Além disso, o Tribunal precisa que essa interpretação respeita o direito a um processo equitativo, enunciado nos artigos 47.° e 48.° da Carta dos Direitos Fundamentais da União Europeia e no artigo 6.° da Convenção Europeia para a Proteção dos Direitos do Homem e das Liberdades Fundamentais.


1      Diretiva (UE) 2016/343 do Parlamento Europeu e do Conselho, de 9 de março de 2016, relativa ao reforço de certos aspetos da presunção de inocência e do direito de comparecer em julgamento em processo penal (JO 2016, L 65, p. 1).


2      Mais especificamente, o artigo 8.º da Diretiva 2016/343 diz respeito ao direito de comparecer em julgamento. Segundo o n.º 2 deste artigo, os Estados‑Membros podem prever que um julgamento que possa resultar numa decisão que se pronuncie sobre a culpa ou a inocência do interessado pode realizar‑se na sua ausência, desde que este tenha sido informado atempadamente do julgamento e das consequências da não comparência ou desde que o interessado, tendo sido informado do julgamento, se faça representar por um advogado por ele mandatado ou nomeado pelo Estado.
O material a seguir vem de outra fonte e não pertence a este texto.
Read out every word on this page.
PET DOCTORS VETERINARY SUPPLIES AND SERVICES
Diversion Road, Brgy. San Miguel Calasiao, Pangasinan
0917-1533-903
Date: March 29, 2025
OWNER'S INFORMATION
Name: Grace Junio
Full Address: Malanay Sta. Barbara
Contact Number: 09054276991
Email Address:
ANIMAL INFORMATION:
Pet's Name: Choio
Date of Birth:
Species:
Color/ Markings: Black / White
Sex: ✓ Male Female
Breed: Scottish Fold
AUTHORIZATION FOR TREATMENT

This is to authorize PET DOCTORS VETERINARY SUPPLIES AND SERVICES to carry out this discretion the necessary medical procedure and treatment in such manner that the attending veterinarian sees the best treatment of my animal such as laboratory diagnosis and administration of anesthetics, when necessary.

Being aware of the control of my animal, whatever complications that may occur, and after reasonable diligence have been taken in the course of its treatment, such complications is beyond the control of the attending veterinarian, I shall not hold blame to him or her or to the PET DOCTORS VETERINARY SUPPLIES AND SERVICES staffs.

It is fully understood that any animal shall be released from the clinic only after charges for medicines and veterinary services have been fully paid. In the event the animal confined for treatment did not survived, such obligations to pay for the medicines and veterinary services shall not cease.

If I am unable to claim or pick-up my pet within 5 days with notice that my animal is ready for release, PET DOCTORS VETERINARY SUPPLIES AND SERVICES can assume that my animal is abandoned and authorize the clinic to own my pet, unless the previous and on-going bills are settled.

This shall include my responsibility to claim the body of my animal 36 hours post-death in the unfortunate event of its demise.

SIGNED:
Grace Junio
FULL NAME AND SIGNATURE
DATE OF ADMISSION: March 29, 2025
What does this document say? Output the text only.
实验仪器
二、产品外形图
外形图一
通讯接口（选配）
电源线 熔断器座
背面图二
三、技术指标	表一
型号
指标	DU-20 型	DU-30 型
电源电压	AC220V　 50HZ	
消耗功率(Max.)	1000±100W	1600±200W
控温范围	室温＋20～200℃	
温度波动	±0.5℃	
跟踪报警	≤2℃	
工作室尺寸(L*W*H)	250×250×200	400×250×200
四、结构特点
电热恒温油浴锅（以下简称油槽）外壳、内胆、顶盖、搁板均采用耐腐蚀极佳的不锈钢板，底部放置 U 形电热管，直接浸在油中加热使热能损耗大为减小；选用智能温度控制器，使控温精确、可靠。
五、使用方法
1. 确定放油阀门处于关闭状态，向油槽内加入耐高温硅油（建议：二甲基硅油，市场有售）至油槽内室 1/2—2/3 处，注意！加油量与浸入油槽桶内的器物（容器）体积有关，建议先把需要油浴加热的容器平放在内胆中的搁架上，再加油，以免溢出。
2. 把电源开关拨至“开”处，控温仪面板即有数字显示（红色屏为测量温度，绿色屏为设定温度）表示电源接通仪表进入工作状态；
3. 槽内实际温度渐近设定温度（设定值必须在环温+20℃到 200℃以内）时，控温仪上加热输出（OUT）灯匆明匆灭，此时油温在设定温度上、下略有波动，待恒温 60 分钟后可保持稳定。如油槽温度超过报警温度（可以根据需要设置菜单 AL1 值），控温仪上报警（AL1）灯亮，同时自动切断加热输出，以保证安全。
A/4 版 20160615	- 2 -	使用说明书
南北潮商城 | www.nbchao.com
Segundo o artigo 8.º, n.º 4, desta diretiva, sempre que os Estados‑Membros prevejam a possibilidade de realização do julgamento na ausência do interessado mas não seja possível respeitar as condições fixadas no referido n.º 2, porque este não pôde ser localizado apesar de terem sido feitos para tal esforços razoáveis, os Estados‑Membros podem, todavia, prever que uma decisão possa ser tomada e executada. Nesses casos, os Estados‑Membros asseguram que as pessoas em questão, quando forem informadas da referida decisão, em especial no momento da sua detenção, sejam igualmente informadas da possibilidade de impugnar essa decisão e do seu direito a um novo julgamento ou a outra via de recurso, em conformidade com o artigo 9.º da referida diretiva. Mais especificamente, ao abrigo do artigo 9.º, os suspeitos ou os arguidos devem dispor do direito a um novo julgamento quando não tenham comparecido no julgamento e as condições previstas no artigo 8.º, n.º 2, dessa diretiva não estivessem reunidas.


3      Sob reserva das necessidades específicas das pessoas vulneráveis referidas nos considerandos 42 e 43 da Diretiva 2016/343.